As soon as I entered the room where the Painted Fabrics group at the Art House were located, I was welcomed in with opened arms, I instantly felt part of the group. Before I had even done anything towards the project I was asked to produce a little bit about myself to be put up in the exhibition, ‘you’re one of us now!’ Their project was about WW1 and the use of painted fabrics in helping soldiers with mental illnesses, I joined the group only for the last few weeks before their exhibition so seeing the research and art they’d already produced about was really impressive to say the least. It was interesting to see how a small group of people who had only known each other for a few months had become so tight-knit. The art studio had such a warm and positive vibe to it, everyone was constantly socialising, joking around, and helping each other, there never seemed to be a dull moment. The first thing I did there was paint onto a plain canvas bag using a stencil, I had never done this before and felt quite reluctant as I thought it hadn’t worked, however members of the group helped reassure my nerves, telling me to trust myself and my abilities, surely enough my bag came out just fine – just like they said it would. I then moved onto adding my own bit to the giant wall hanging created, everyone participated in this activity, this then hung up in the exhibition, not only was this impressive to look at but it was satisfying knowing that it was the one piece of art that signified their teamwork. For the rest of the sessions I helped members of the group with their own individual pieces; making stencils and painting leaves, doing my bit towards the creation of the fabric tree, and helping set up the exhibition, I was determined to do this correctly as I wanted everyone’s visions to be fulfilled. The Painted Fabrics exhibition at the Art House was rewarding for not only the participants, but for me also as I got to see their finished pieces alongside the pride and excitement on their faces as they showed of their hard work to everyone.
Oughtibridge Primary – Lakelands project
As part of the Lakelands project I helped out at Oughtibridge Primary School alongside the artist in order to find out how the children perceived the area they live in. We worked with a year 2 class for three separate sessions. At the beginning of the first workshop we asked them to think of their favourite place in the Lakelands area, they then marked it on the map and proceeded to think about what made that place special to them and what could be done to make that place even better. They then moved onto creating a model of their favourite place using Model Magic, they all got very excited about it especially when they saw you could mix it together to make different colours - ‘it is magic!!!’ The next day we went out to the forest schools area to collect sticks, leaves, pinecones, and all sorts of nature materials to decorate a stick to create ‘Dream Sticks’, here the children wrote their hopes and dreams for the future of their favourite place and tied it onto their Dream Stick - it actually turned out that a lot of them just didn’t like ducks and their ‘dream’ was for them to leave the park, which Charlie (artist) and I found very amusing. On the final day of workshop the children created bunting of the same place they’d been working on before, decorating them with felt and colouring them in.

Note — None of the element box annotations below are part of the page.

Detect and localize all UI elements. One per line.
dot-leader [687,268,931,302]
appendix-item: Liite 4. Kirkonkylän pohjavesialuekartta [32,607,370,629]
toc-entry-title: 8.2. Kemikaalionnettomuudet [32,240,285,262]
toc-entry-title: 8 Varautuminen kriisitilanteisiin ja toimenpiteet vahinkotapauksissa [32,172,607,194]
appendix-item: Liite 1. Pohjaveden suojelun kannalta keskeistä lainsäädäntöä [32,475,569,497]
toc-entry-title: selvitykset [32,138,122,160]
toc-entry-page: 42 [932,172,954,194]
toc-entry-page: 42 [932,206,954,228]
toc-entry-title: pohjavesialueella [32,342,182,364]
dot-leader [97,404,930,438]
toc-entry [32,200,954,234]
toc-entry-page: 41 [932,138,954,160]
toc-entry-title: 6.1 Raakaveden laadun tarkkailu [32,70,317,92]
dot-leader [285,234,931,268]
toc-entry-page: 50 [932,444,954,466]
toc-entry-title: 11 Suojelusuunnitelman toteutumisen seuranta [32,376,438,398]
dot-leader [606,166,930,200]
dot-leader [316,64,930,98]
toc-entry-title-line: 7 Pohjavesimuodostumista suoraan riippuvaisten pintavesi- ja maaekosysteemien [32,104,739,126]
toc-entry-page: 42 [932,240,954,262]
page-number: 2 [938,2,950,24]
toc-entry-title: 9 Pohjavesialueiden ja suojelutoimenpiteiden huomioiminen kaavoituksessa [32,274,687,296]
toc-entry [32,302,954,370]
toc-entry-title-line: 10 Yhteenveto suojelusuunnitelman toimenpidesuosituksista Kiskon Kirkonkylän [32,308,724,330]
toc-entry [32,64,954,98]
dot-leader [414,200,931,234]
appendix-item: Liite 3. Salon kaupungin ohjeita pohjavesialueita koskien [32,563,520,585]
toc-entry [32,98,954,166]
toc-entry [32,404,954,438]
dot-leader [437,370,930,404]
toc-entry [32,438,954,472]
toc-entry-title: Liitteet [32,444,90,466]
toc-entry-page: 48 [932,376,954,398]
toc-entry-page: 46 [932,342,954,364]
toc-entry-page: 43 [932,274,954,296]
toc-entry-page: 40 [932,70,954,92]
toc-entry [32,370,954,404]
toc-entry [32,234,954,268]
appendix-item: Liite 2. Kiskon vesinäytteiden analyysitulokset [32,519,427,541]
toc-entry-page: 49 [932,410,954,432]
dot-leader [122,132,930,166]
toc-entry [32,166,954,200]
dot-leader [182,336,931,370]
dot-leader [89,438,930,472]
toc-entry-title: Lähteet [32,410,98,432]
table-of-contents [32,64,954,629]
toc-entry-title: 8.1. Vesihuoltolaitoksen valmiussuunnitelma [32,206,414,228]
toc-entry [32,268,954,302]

I found working with the children rewarding as they were all very funny and sweet, but also because they all remained focused on what task they had to do despite the excitement of doing something new, it was nice being able to see them enjoying art and doing something different to their usual day to day routine. I think the children at Oughtibridge Primary benefitted from being part of the Lakelands project as it allowed them to start thinking and exploring the area they live in, it also provided them with the idea that there are other ways to express oneself instead of just using words through teaching them new art techniques.